A business plan is an important tool for internal planning in any business and for garnering support from external sources. Use the business plan best practices here to create a solid plan for your business.
Build the plan around its audience.
A business plan can be used for many purposes and should be created with its use and audience in mind. You might create a plan as a tactical rollout guide for a new product or market, as an annual strategic guide, as a tool to lure investors, or as a way to get your organization excited about the coming year. The way you’ll use the plan should shape its focus. A plan aimed at raising money needs to focus on the talent and experience of your team to boost investors’ confidence in your company. It should also be slickly produced, printed and packaged. A strategic guide for internal use, on the other hand, might focus more closely on the steps required to roll out a new product. Multiple versions of your plan may be required if you have more than one audience and purpose.
Focus on finances.
A strong business plan demonstrates that there is a financial impact related to all strategies, ideas, and assumptions. In one way or another, every section of your plan needs a financial bent – How will marketing generate income? How will the competitive environment impact your ability to make money? What will production of a product cost and how will that impact profitability?
Be realistic in your enthusiasm.
While it is natural for a business plan to reflect a belief that your offering or approach is superior to anything else on the market, remember to temper your zeal. In creating each section of the plan, ask yourself what a sceptic would be concerned about regarding your statements and assumptions. For example, if your plan concerns a new product introduction, ask yourself about the barriers to acceptance. Always return to the “why” – Why would customers switch allegiance to you? Why would companies outsource a service to you, etc? You can put a plan to the test by sharing a rough draft with someone you know who has a sceptical nature.
Segment whenever possible
No small business can be all things to all people. Focusing on specific market segments will improve the accuracy of your planning, since you will be able to build your financial assumptions around the specific needs of those segments. Don’t limit segmentation just to your marketing efforts – the habits and values of your target audience will likely influence everything from product development to pricing.

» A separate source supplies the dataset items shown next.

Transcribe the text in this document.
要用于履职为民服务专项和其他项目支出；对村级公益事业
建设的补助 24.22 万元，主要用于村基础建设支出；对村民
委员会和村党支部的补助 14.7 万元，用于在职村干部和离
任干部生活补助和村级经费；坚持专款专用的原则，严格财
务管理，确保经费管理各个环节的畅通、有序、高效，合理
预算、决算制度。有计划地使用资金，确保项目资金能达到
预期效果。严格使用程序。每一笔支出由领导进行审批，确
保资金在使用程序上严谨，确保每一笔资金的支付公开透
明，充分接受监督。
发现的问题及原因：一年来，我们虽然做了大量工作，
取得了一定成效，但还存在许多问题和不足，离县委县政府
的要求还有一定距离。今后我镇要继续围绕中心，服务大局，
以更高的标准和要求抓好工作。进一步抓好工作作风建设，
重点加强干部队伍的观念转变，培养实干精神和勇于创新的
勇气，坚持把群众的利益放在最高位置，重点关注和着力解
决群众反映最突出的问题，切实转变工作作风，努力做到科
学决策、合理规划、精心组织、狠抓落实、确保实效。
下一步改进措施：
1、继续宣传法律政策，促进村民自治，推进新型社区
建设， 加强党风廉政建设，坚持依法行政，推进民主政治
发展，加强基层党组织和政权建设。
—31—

Whether you are sharing a business plan with staff only or a discriminating outside resource, features such as charts that clearly illustrate a point, statistics that back up an assertion, or judiciously placed graphics can increase the likelihood that your audience will be receptive to your message. Once your plan is complete, have it proofread by two different people to ensure that mistakes don’t undermine its effectiveness. Also, consider the appropriate way to package a plan. A plan for bankers, partners or investors should be printed on high quality paper and bound. You can cut some corners with an internal document but be sure your document reflects the effort you put into it.
Revise, revise, revise
A business plan is a “living” document that requires periodic review and continual improvement. Your plan may be your company’s roadmap, but your business can quickly be thrown off course by market downturns, shifting buying habits, or even better-than-anticipated sales. Review your plan regularly to see if you’re on track and adjust budgets and priorities accordingly.